3-1519/5

3-1519/5

Belgische Senaat

ZITTING 2005-2006

26 APRIL 2006


Wetsvoorstel tot oprichting van een Hoge Raad voor Deontologie van de Gezondheidsberoepen en tot vaststelling van de algemene beginselen voor de oprichting en de werking van de Orden van de gezondheidsberoepen


AMENDEMENTEN


Nr. 39 VAN DE HEER VANKRUNKELSVEN EN MEVROUW VAN de CASTEELE

(Subamendement op amendement nr. 34)

Art. 3

Dit artikel wijzigen als volgt :

A. Het tweede lid van § 3 van dit artikel vervangen als volgt :

« De Koning spreekt zich uit binnen zes maanden vanaf het tijdstip waarop zowel de ontwerpen van regelen van deontologie als het advies van de Hoge Raad zijn medegedeeld aan de minister. »

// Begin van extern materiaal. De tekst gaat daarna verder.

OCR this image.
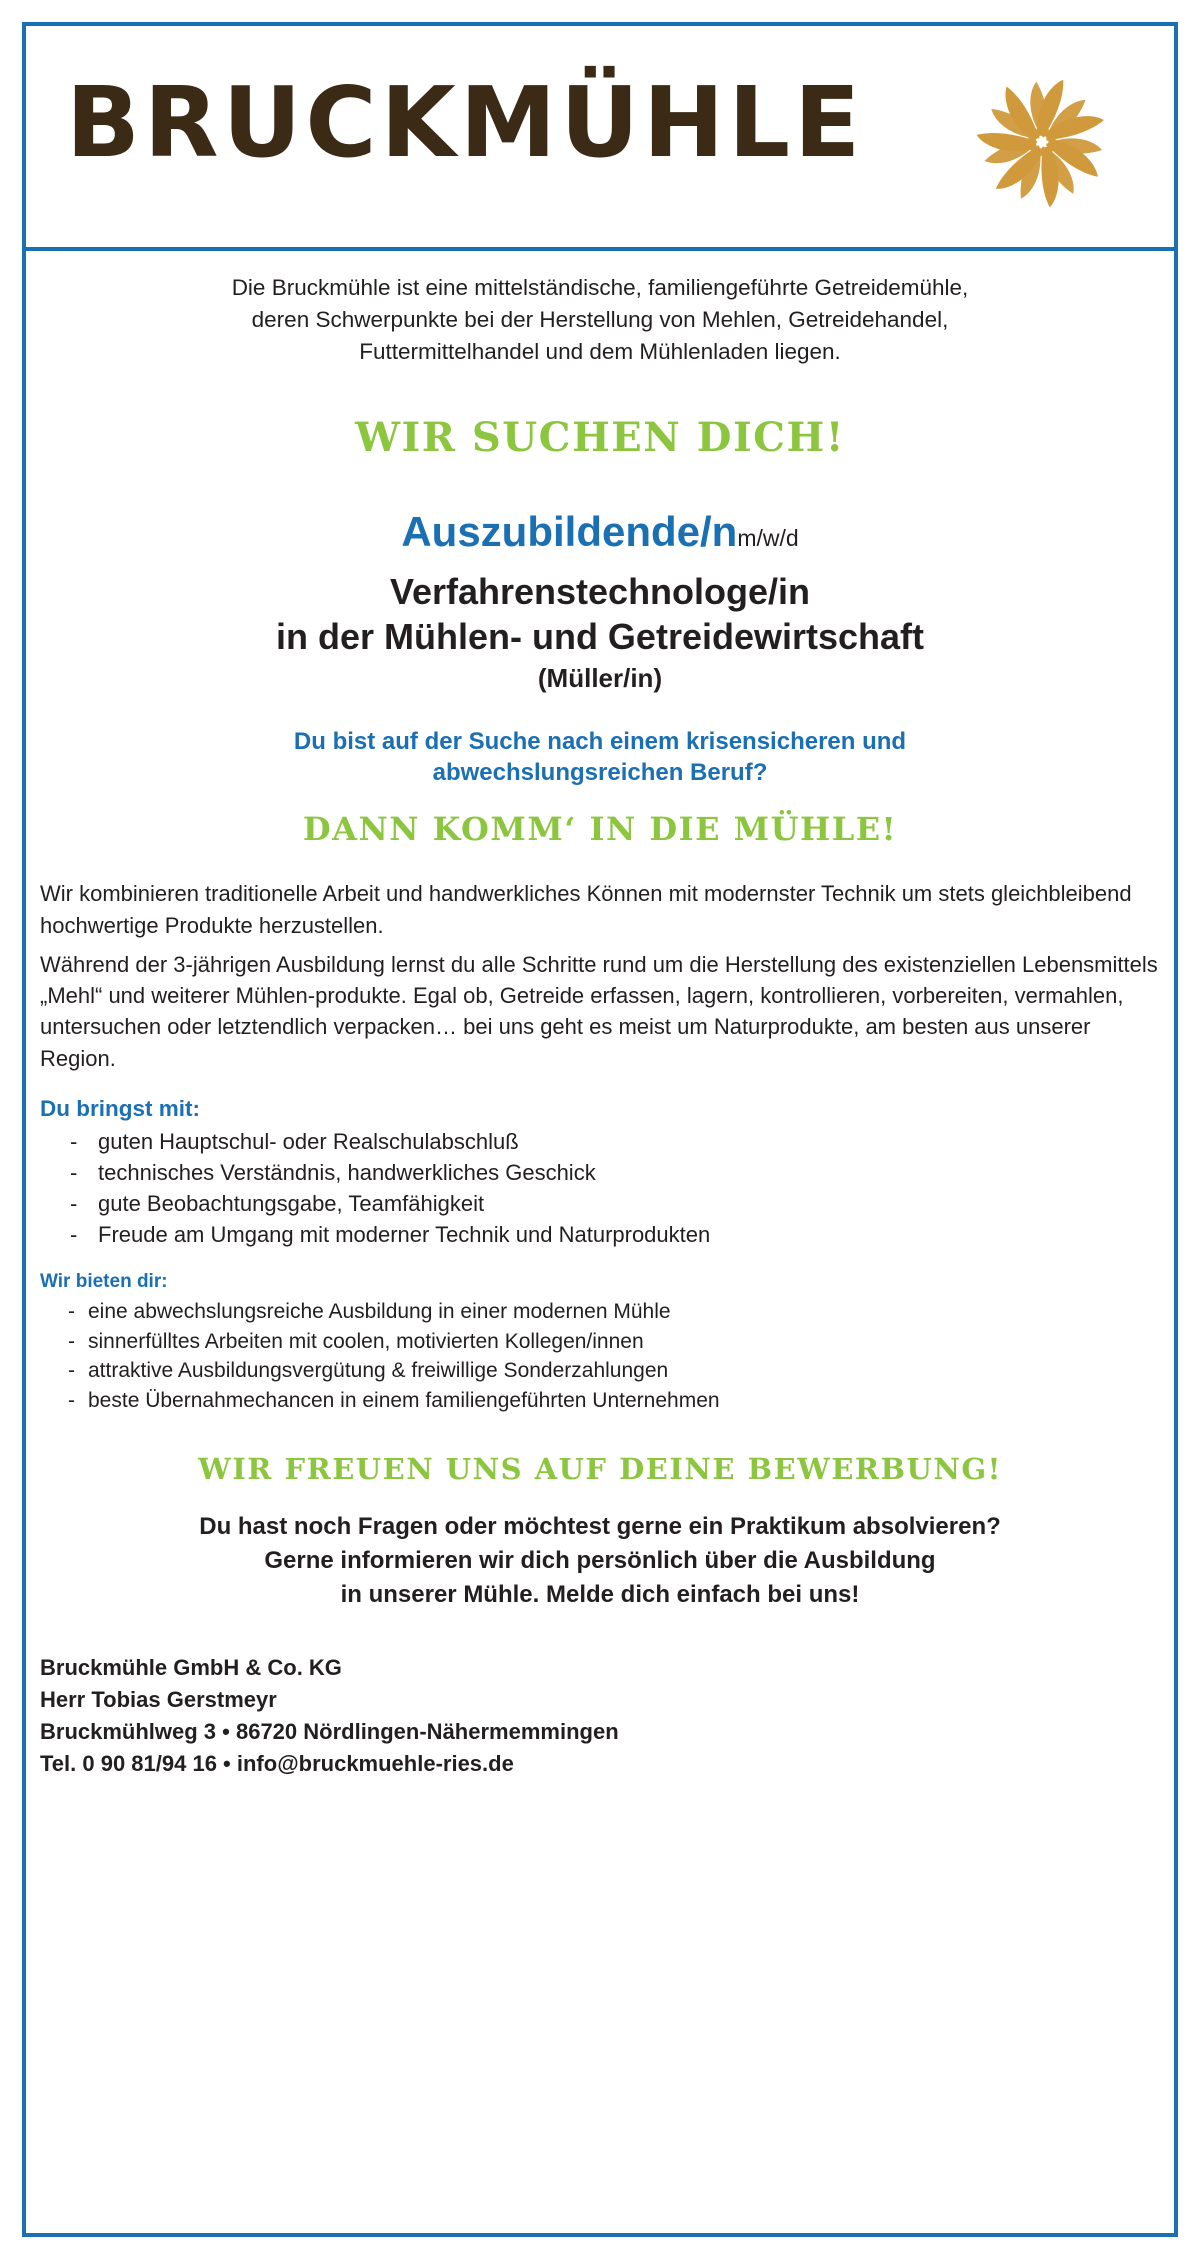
BRUCKMÜHLE
Die Bruckmühle ist eine mittelständische, familiengeführte Getreidemühle,
deren Schwerpunkte bei der Herstellung von Mehlen, Getreidehandel,
Futtermittelhandel und dem Mühlenladen liegen.
WIR SUCHEN DICH!
Auszubildende/nm/w/d
Verfahrenstechnologe/in
in der Mühlen- und Getreidewirtschaft
(Müller/in)
Du bist auf der Suche nach einem krisensicheren und
abwechslungsreichen Beruf?
DANN KOMM‘ IN DIE MÜHLE!

Wir kombinieren traditionelle Arbeit und handwerkliches Können mit modernster Technik um stets gleichbleibend hochwertige Produkte herzustellen.

Während der 3-jährigen Ausbildung lernst du alle Schritte rund um die Herstellung des existenziellen Lebensmittels „Mehl“ und weiterer Mühlen-produkte. Egal ob, Getreide erfassen, lagern, kontrollieren, vorbereiten, vermahlen, untersuchen oder letztendlich verpacken… bei uns geht es meist um Naturprodukte, am besten aus unserer Region.

Du bringst mit:
- guten Hauptschul- oder Realschulabschluß
- technisches Verständnis, handwerkliches Geschick
- gute Beobachtungsgabe, Teamfähigkeit
- Freude am Umgang mit moderner Technik und Naturprodukten
Wir bieten dir:
- eine abwechslungsreiche Ausbildung in einer modernen Mühle
- sinnerfülltes Arbeiten mit coolen, motivierten Kollegen/innen
- attraktive Ausbildungsvergütung & freiwillige Sonderzahlungen
- beste Übernahmechancen in einem familiengeführten Unternehmen
WIR FREUEN UNS AUF DEINE BEWERBUNG!
Du hast noch Fragen oder möchtest gerne ein Praktikum absolvieren?
Gerne informieren wir dich persönlich über die Ausbildung
in unserer Mühle. Melde dich einfach bei uns!
Bruckmühle GmbH & Co. KG
Herr Tobias Gerstmeyr
Bruckmühlweg 3 • 86720 Nördlingen-Nähermemmingen
Tel. 0 90 81/94 16 • info@bruckmuehle-ries.de
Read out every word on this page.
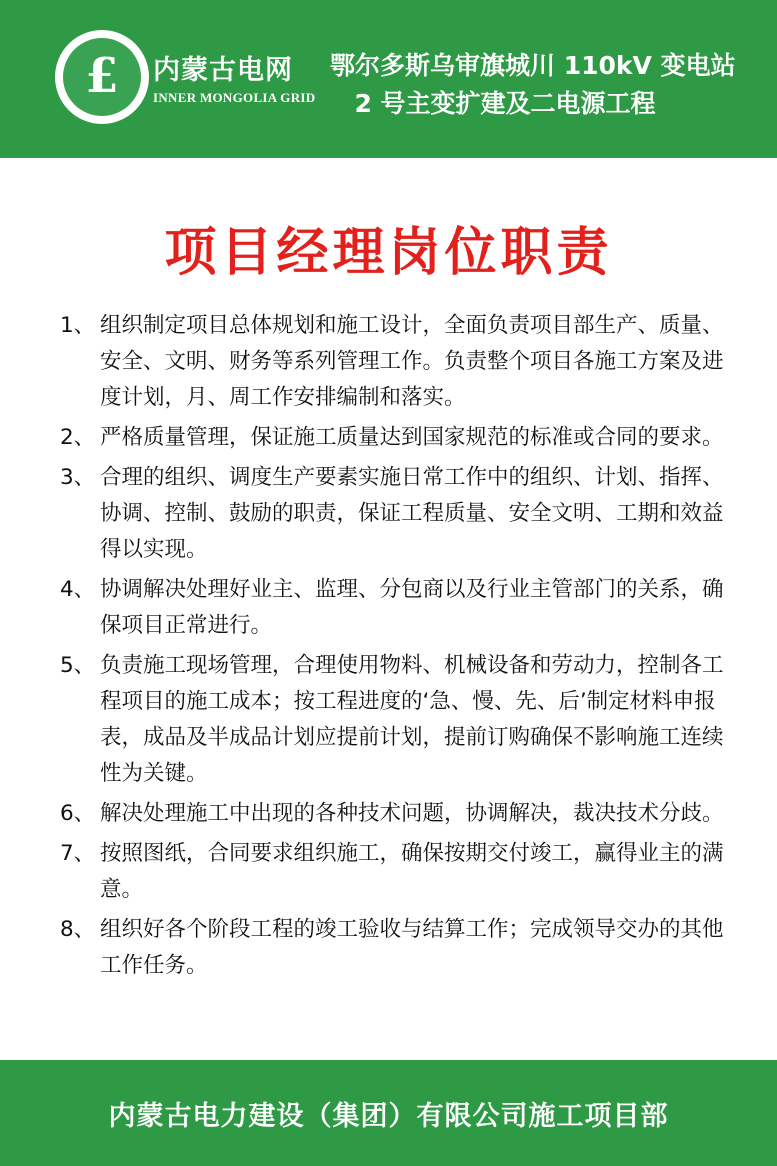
£	内蒙古电网
INNER MONGOLIA GRID
鄂尔多斯乌审旗城川 110kV 变电站
2 号主变扩建及二电源工程
项目经理岗位职责
1、 组织制定项目总体规划和施工设计，全面负责项目部生产、质量、安全、文明、财务等系列管理工作。负责整个项目各施工方案及进度计划，月、周工作安排编制和落实。
2、 严格质量管理，保证施工质量达到国家规范的标准或合同的要求。
3、 合理的组织、调度生产要素实施日常工作中的组织、计划、指挥、协调、控制、鼓励的职责，保证工程质量、安全文明、工期和效益得以实现。
4、 协调解决处理好业主、监理、分包商以及行业主管部门的关系，确保项目正常进行。
5、 负责施工现场管理，合理使用物料、机械设备和劳动力，控制各工程项目的施工成本；按工程进度的‘急、慢、先、后’制定材料申报表，成品及半成品计划应提前计划，提前订购确保不影响施工连续性为关键。
6、 解决处理施工中出现的各种技术问题，协调解决，裁决技术分歧。
7、 按照图纸，合同要求组织施工，确保按期交付竣工，赢得业主的满意。
8、 组织好各个阶段工程的竣工验收与结算工作；完成领导交办的其他工作任务。
内蒙古电力建设（集团）有限公司施工项目部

B. Het derde lid van § 3 van dit artikel doen vervallen.

Verantwoording

Dit subamendement beoogt een meer gevatte weergave van de bepalingen.

Nr. 40 VAN DE HEER VANKRUNKELSVEN EN MEVROUW VAN de CASTEELE

(Subamendement op amendement nr. 9)

Art. 3

Na het voorgestelde tweede lid van § 4 van dit artikel, een nieuw lid invoegen, luidende :

« De Code wijst tevens op het belang van een verantwoorde besteding van de middelen die door de gemeenschap ter beschikking zijn gesteld van de gezondheidszorg. »

Verantwoording

Zie toelichting bij artikel 3, § 4, van het wetsvoorstel.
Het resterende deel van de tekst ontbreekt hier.